Jeff Brock’s “Bombshell Betty,” about which more later!
I spotted the huge red Ford truck (an F-350?) from about a hundred yards away, barreling down unpaved Miranda Canyon Road toward the stop sign at the intersection up ahead the way so many do. The other guy could surely see me but apparently had no thought of stopping. Of all the nerve, I thought, and dangerous, too. For several years now I’ve been on a hopeless one-man neighborhood crusade to alter that behavior in this location, so I was primed. Sometimes I just honk and shake my head, but as we were already on a collision course, I stomped on the gas to make it clear I knew I had the right-of-way. He did, too.
I wasn’t going to kill us, so I skidded to a stop on the gravel road and honked before I reached the intersection as he roared on through toward Hot Springs Road. A second later, however, he pulled over on the left side and slowed, leaving room for me to go by on the right. As I did, he swerved sharply in my direction! I slowed to a careful crawl and we both stopped.
“What the hell are you trying to do?” he yelled.
“Stop sign!” was all I said, jerking my thumb back to where he’d been, and then proceeded. So far, so good. I’m so smart.
Unfortunately, we were both headed in the same direction on a long road that went down to the highway; I’d have him in the rearview mirror all the way. To thwart any mischief and get the hell out of the way, I pulled into a driveway at the first curve. Instead of zooming by, he stopped in the road, blocking me in, and he was most offended:
“What the hell’s the matter with you, go home, get off the road, what do you think you’re doing?!?” etc., etc.
Imagine this about twenty times. I wasn’t angry, just incredulous. I hadn’t even entered the intersection where he ran the sign, and here he was yelling at me.
“There’s a stop sign back there!” I called out, rather calmly I thought.
“I saw that, but I was going faster than you!”
I have to admit, this momentarily disarmed me. “Uh, you have to stop at the stop sign…” Brilliant!

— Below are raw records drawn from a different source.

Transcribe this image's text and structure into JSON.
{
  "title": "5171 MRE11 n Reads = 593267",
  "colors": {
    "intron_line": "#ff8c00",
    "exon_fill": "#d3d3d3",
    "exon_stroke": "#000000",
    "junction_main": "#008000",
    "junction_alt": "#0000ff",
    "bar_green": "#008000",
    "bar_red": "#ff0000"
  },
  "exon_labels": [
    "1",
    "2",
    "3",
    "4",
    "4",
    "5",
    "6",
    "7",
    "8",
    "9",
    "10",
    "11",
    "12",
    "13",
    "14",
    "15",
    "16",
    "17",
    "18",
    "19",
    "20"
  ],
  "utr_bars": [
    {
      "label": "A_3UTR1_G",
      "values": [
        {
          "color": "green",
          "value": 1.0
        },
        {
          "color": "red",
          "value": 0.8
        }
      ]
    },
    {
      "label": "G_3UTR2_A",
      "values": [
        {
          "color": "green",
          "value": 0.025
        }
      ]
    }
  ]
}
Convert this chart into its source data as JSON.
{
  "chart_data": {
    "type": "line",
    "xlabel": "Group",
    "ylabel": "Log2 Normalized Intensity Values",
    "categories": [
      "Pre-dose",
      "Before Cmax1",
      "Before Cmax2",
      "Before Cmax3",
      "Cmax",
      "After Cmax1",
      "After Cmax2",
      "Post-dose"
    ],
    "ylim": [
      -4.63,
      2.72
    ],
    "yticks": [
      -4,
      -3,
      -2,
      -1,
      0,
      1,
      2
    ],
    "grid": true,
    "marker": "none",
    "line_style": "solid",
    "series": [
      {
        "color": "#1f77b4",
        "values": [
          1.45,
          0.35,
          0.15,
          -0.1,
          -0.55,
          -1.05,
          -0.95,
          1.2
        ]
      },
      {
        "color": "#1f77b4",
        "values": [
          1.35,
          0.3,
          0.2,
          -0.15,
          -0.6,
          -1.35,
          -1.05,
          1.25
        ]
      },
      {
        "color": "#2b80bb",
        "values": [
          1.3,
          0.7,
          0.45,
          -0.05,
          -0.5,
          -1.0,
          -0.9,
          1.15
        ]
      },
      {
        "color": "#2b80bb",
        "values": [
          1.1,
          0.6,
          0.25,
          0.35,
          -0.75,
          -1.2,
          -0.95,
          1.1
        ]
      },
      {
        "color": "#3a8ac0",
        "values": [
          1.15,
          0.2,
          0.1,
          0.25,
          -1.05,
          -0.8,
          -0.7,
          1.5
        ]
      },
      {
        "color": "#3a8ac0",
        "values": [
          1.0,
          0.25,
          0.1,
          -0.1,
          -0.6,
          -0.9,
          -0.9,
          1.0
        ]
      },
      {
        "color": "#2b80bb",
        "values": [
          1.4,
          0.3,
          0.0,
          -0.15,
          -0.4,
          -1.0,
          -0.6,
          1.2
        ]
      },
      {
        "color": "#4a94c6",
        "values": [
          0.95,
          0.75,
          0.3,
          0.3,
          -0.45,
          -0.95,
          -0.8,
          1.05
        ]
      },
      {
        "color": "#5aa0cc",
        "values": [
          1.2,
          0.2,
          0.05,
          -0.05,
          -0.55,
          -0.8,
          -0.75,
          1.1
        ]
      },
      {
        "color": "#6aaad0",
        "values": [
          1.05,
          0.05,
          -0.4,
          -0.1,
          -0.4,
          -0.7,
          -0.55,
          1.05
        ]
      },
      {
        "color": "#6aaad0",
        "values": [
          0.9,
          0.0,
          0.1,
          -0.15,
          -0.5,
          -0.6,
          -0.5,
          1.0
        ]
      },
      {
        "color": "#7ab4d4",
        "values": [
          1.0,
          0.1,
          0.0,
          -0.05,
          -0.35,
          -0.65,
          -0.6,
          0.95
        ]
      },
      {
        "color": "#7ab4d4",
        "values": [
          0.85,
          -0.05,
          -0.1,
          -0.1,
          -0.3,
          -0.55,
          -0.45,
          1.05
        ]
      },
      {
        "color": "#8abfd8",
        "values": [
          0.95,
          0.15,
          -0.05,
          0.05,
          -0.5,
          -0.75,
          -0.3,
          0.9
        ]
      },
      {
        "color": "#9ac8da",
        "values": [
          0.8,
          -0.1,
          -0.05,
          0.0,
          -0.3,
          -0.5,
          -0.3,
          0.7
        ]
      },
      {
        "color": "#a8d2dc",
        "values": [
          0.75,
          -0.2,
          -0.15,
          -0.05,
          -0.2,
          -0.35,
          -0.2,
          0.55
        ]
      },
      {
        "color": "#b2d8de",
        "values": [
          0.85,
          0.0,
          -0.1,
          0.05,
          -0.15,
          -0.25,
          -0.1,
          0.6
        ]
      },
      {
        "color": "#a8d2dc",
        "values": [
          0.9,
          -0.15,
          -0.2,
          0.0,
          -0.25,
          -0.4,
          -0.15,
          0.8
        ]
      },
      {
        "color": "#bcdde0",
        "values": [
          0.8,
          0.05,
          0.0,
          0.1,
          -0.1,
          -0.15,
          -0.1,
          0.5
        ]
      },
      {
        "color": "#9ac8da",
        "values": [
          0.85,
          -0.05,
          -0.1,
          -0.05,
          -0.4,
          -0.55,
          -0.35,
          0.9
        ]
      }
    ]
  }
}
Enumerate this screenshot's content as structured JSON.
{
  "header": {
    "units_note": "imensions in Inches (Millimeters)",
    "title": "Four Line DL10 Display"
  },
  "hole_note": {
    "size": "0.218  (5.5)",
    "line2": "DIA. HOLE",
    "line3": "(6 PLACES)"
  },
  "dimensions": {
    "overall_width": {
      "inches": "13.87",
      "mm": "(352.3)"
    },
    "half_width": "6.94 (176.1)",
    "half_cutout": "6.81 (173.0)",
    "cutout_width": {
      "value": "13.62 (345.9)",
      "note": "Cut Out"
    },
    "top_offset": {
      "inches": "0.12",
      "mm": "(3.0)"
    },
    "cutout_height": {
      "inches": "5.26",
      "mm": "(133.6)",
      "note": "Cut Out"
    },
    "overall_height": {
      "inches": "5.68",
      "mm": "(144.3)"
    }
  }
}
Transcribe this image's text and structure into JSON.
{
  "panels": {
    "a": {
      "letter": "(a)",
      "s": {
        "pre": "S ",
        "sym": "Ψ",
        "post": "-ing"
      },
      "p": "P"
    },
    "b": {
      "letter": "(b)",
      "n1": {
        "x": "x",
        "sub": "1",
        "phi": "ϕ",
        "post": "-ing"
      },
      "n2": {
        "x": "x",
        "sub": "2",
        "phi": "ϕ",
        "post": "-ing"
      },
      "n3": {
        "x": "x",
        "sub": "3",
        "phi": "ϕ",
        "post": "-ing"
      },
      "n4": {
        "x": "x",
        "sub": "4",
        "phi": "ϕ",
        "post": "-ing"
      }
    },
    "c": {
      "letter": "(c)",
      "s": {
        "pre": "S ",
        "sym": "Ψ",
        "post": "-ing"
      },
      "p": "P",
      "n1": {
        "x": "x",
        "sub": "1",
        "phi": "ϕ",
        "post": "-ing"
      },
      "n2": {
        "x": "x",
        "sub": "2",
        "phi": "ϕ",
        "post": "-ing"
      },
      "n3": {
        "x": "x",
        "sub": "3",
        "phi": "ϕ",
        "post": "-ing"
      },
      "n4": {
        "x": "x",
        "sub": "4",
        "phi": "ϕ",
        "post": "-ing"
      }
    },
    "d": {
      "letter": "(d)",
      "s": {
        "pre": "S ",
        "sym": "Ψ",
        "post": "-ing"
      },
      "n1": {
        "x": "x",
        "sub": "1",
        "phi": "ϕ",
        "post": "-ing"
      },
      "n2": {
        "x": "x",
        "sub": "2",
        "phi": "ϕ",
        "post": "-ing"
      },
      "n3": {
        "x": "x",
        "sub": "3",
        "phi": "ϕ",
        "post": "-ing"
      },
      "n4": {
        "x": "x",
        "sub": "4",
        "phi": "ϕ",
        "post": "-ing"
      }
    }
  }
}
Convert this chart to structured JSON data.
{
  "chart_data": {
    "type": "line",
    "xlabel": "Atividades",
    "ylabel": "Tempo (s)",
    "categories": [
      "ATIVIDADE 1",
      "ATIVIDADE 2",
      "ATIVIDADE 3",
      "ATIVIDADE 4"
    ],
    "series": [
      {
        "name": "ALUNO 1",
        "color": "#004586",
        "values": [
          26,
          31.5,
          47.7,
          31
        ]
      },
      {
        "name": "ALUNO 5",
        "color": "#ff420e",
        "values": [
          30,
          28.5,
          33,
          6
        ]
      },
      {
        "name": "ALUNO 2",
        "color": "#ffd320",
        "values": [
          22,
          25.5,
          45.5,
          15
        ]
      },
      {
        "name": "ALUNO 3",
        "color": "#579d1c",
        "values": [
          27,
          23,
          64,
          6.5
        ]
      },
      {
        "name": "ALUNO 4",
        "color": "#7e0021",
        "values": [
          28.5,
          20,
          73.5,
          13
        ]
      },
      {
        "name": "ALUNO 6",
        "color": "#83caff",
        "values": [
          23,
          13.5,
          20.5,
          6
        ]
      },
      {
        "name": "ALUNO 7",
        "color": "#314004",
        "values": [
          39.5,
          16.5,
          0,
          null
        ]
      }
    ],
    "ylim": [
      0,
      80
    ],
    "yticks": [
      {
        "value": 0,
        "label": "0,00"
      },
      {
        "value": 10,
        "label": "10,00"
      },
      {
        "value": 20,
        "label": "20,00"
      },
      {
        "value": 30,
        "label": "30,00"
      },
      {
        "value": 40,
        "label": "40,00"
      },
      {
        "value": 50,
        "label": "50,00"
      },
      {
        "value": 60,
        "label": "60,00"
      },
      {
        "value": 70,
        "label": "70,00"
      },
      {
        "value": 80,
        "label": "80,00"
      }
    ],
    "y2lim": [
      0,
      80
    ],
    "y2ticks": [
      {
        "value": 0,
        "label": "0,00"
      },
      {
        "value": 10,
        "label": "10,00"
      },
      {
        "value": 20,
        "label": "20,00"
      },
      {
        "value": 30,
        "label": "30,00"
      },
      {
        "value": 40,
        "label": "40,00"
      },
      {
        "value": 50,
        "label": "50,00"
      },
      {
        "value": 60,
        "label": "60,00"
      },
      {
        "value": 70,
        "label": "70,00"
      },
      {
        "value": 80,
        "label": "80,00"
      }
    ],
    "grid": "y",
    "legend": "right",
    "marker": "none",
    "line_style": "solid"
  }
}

This he didn’t like, and the verbal punishment replayed. I just shrugged and said, “You gotta stop at the stop sign” three or four more times before he gave up and drove on down the road. Whew. Well, no whew. I could barely see around the curve as I backed out, but I noticed that he’d pulled into a driveway himself about fifty yards away, backed out, turned, and backed back in, facing the street, waiting to pounce when I drove by. I decided not to find out if he planned to ram or shoot me and quickly turned around the way I’d come. There was an alternate road down to the main one and I took it, holding my phone to dial 911. I guess he didn’t see me, though, because he didn’t follow.
Besides hoping he doesn’t live here, what else comes to mind? Time to stop driving like a fourteen-year-old in Abilene, Texas, perhaps? Those were the days, all right, and there were more than a few car chases, but we were having fun. A few trash cans in the alley got whacked and maybe a squirrel. Peel out in somebody’s driveway. Play the menace in the junior high school parking lot. No one was even dating yet, we jousted with our cars. Or Dad’s. But no, that’s not it. I learned a lot from those times. I know what a car can do.
This was like the time I yelled at a cop in Washington, D.C. (Don’t ever do that, by the way.) I was right and he was wrong and neither of those means a damn. There’s a higher order of awareness, anyway.